With the spacecraft no longer in contact, it will be Friday before mission operators confirm its historic flyby.
NASA’s Parker Solar Probe is expected to make history by flying into the Sun’s outer atmosphere, called the corona, to help scientists learn more about Earth’s closest star.
“No man-made object has ever passed this close to a star, so Parker will truly be sending back data from unknown territory,” Nick Pinkine, mission operations manager at the Johns Hopkins Applied Physics Laboratory, said in a US space agency blog on Tuesday.
Parker was on track to fly 6.1 million kilometers (3.8 million miles) from the sun’s surface at 11:53 GMT on Tuesday. With the spacecraft no longer in contact, it will be Friday before mission operators can confirm the spacecraft’s status after the close flyby.
The spacecraft travels at speeds of up to 692,000 km/h (430,000 miles per hour), making it fast enough to fly from Washington, DC to Tokyo in under a minute.

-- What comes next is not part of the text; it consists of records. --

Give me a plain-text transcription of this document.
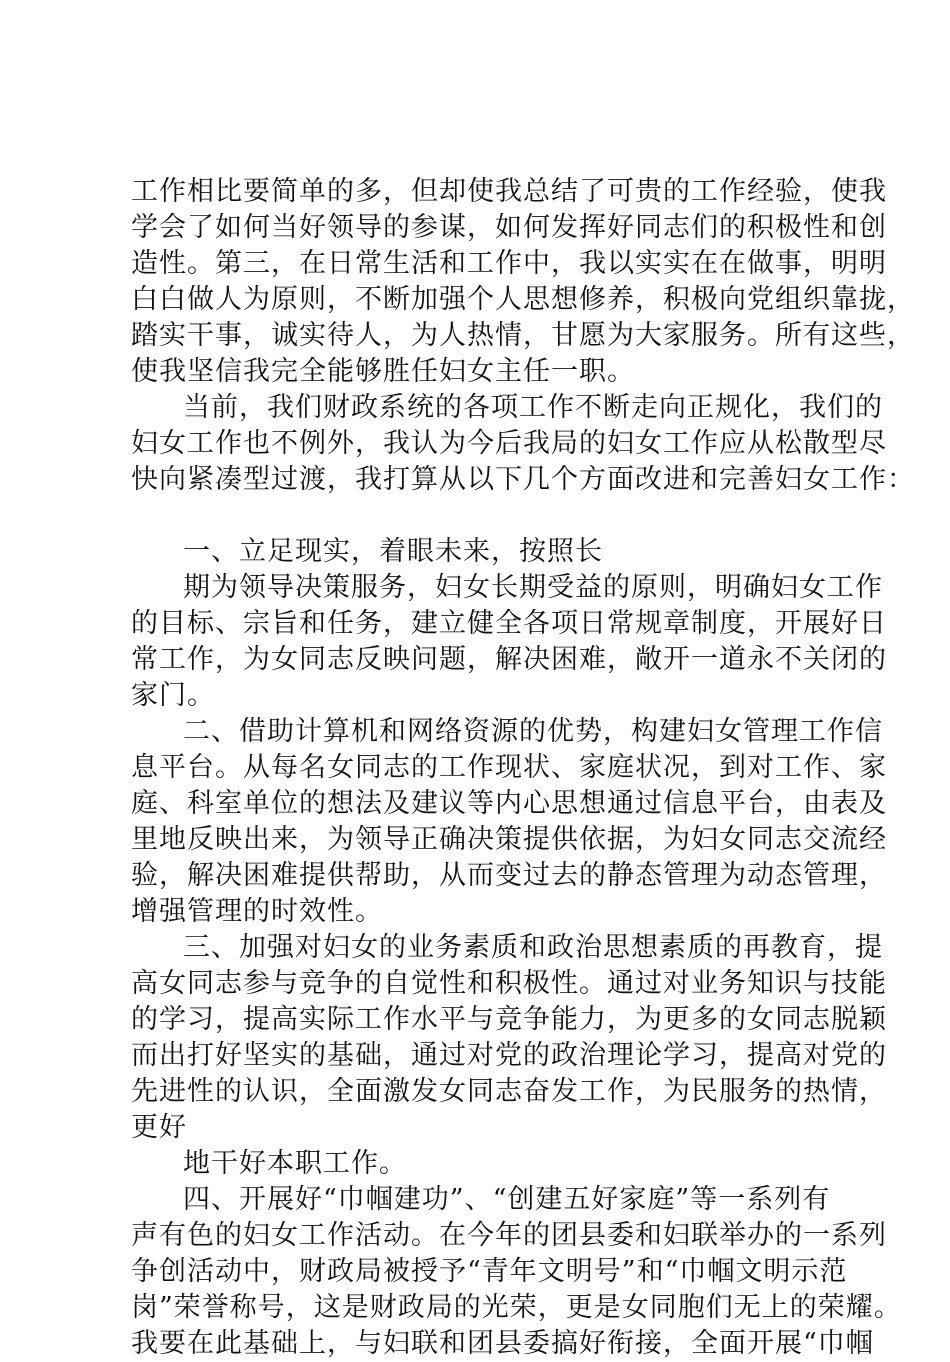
工作相比要简单的多，但却使我总结了可贵的工作经验，使我
学会了如何当好领导的参谋，如何发挥好同志们的积极性和创
造性。第三，在日常生活和工作中，我以实实在在做事，明明
白白做人为原则，不断加强个人思想修养，积极向党组织靠拢，
踏实干事，诚实待人，为人热情，甘愿为大家服务。所有这些，
使我坚信我完全能够胜任妇女主任一职。
当前，我们财政系统的各项工作不断走向正规化，我们的
妇女工作也不例外，我认为今后我局的妇女工作应从松散型尽
快向紧凑型过渡，我打算从以下几个方面改进和完善妇女工作：
一、立足现实，着眼未来，按照长
期为领导决策服务，妇女长期受益的原则，明确妇女工作
的目标、宗旨和任务，建立健全各项日常规章制度，开展好日
常工作，为女同志反映问题，解决困难，敞开一道永不关闭的
家门。
二、借助计算机和网络资源的优势，构建妇女管理工作信
息平台。从每名女同志的工作现状、家庭状况，到对工作、家
庭、科室单位的想法及建议等内心思想通过信息平台，由表及
里地反映出来，为领导正确决策提供依据，为妇女同志交流经
验，解决困难提供帮助，从而变过去的静态管理为动态管理，
增强管理的时效性。
三、加强对妇女的业务素质和政治思想素质的再教育，提
高女同志参与竞争的自觉性和积极性。通过对业务知识与技能
的学习，提高实际工作水平与竞争能力，为更多的女同志脱颖
而出打好坚实的基础，通过对党的政治理论学习，提高对党的
先进性的认识，全面激发女同志奋发工作，为民服务的热情，
更好
地干好本职工作。
四、开展好“巾帼建功”、“创建五好家庭”等一系列有
声有色的妇女工作活动。在今年的团县委和妇联举办的一系列
争创活动中，财政局被授予“青年文明号”和“巾帼文明示范
岗”荣誉称号，这是财政局的光荣，更是女同胞们无上的荣耀。
我要在此基础上，与妇联和团县委搞好衔接，全面开展“巾帼
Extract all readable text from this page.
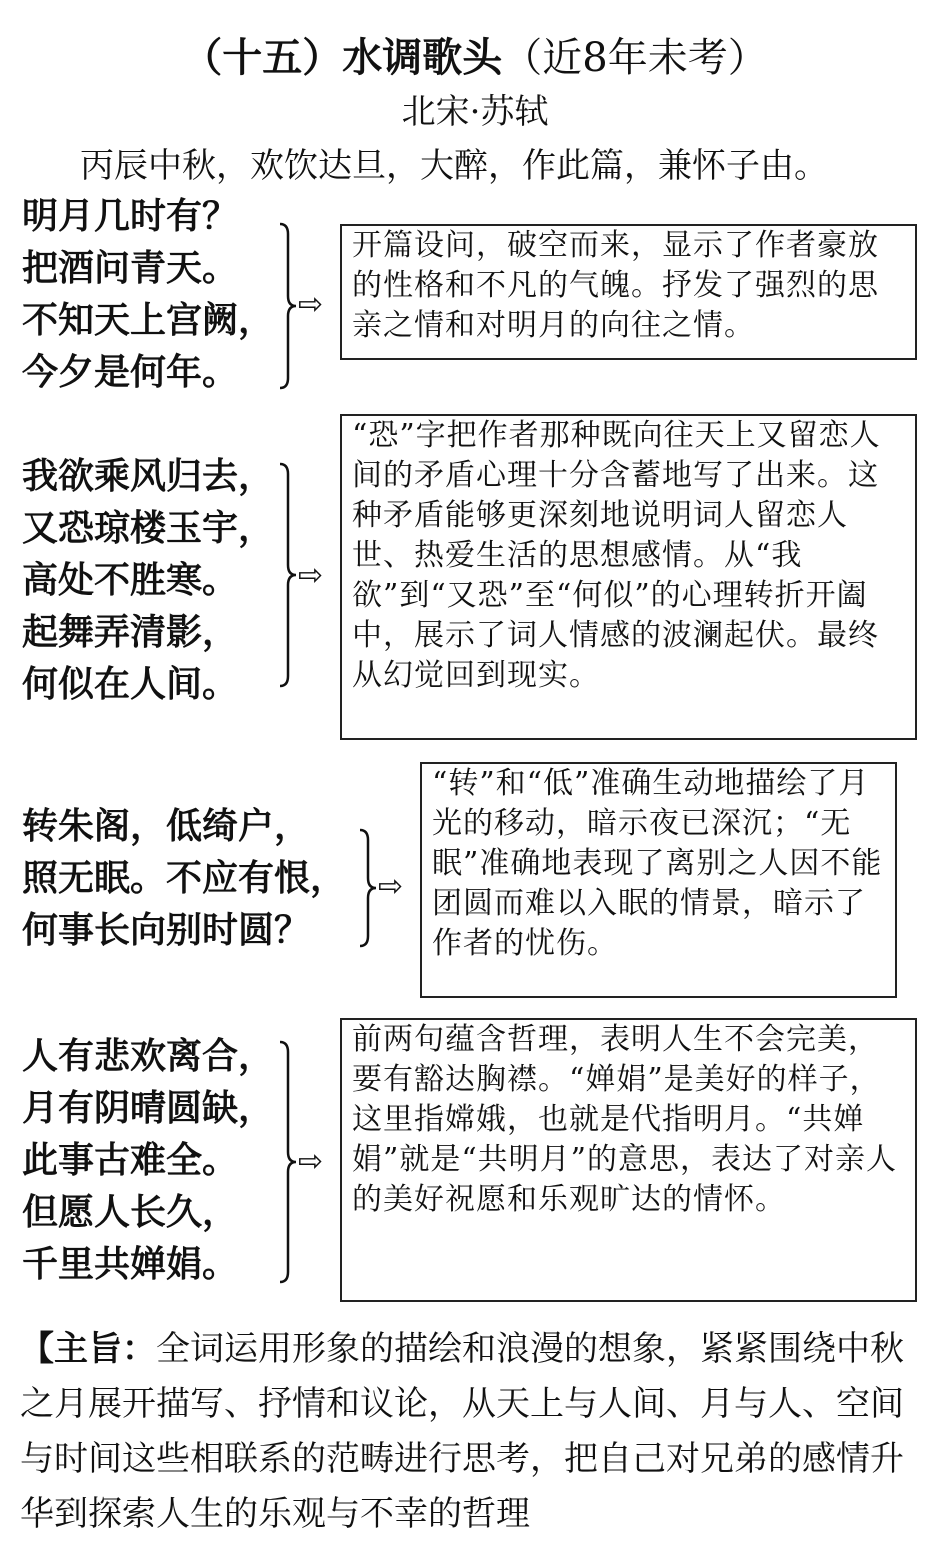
（十五）水调歌头（近8年未考）
北宋·苏轼
丙辰中秋，欢饮达旦，大醉，作此篇，兼怀子由。
明月几时有？
把酒问青天。
不知天上宫阙，
今夕是何年。
⇨
开篇设问，破空而来，显示了作者豪放的性格和不凡的气魄。抒发了强烈的思亲之情和对明月的向往之情。
我欲乘风归去，
又恐琼楼玉宇，
高处不胜寒。
起舞弄清影，
何似在人间。
⇨
“恐”字把作者那种既向往天上又留恋人间的矛盾心理十分含蓄地写了出来。这种矛盾能够更深刻地说明词人留恋人世、热爱生活的思想感情。从“我欲”到“又恐”至“何似”的心理转折开阖中，展示了词人情感的波澜起伏。最终从幻觉回到现实。
转朱阁，低绮户，
照无眠。不应有恨，
何事长向别时圆？
⇨
“转”和“低”准确生动地描绘了月光的移动，暗示夜已深沉；“无眠”准确地表现了离别之人因不能团圆而难以入眠的情景，暗示了作者的忧伤。
人有悲欢离合，
月有阴晴圆缺，
此事古难全。
但愿人长久，
千里共婵娟。
⇨
前两句蕴含哲理，表明人生不会完美，要有豁达胸襟。“婵娟”是美好的样子，这里指嫦娥，也就是代指明月。“共婵娟”就是“共明月”的意思，表达了对亲人的美好祝愿和乐观旷达的情怀。
【主旨：全词运用形象的描绘和浪漫的想象，紧紧围绕中秋之月展开描写、抒情和议论，从天上与人间、月与人、空间与时间这些相联系的范畴进行思考，把自己对兄弟的感情升华到探索人生的乐观与不幸的哲理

It will withstand temperatures of up to 982 degrees Celsius (1,800 degrees Fahrenheit), NASA said on its website.
If the distance between Earth and the Sun was the length of a 100-yard (91.4 meter) American football field, the spacecraft would have been about 4 meters (4.4 yards) from the end zone at the time of its approach Approach – known as perihelion.
When the probe entered the solar atmosphere for the first time in 2021, it found new details about the boundaries of the solar atmosphere and collected close-up images of coronal streamers, spike-like structures observed during solar eclipses.
Since the spaceship launched in 2018The probe gradually circles closer to the sun and uses flybys of Venus to use gravity to pull it into a closer orbit with the star of our solar system.
An instrument aboard the spacecraft captured visible light from Venus, giving scientists a new way to see through the planet’s dense clouds to the surface below, NASA said.
By venturing into these extreme conditions, Parker helped scientists solve some of the sun’s biggest mysteries: how the solar wind forms, why the corona is hotter than the surface below, and how coronal mass ejections – massive clouds of plasma that travel through space – occur to fling – comes formed.
Tuesday’s flyby is the first of three record-breaking flybys, with the next two – on March 22 and June 19 – expected to bring the probe back to a similarly close distance from the sun.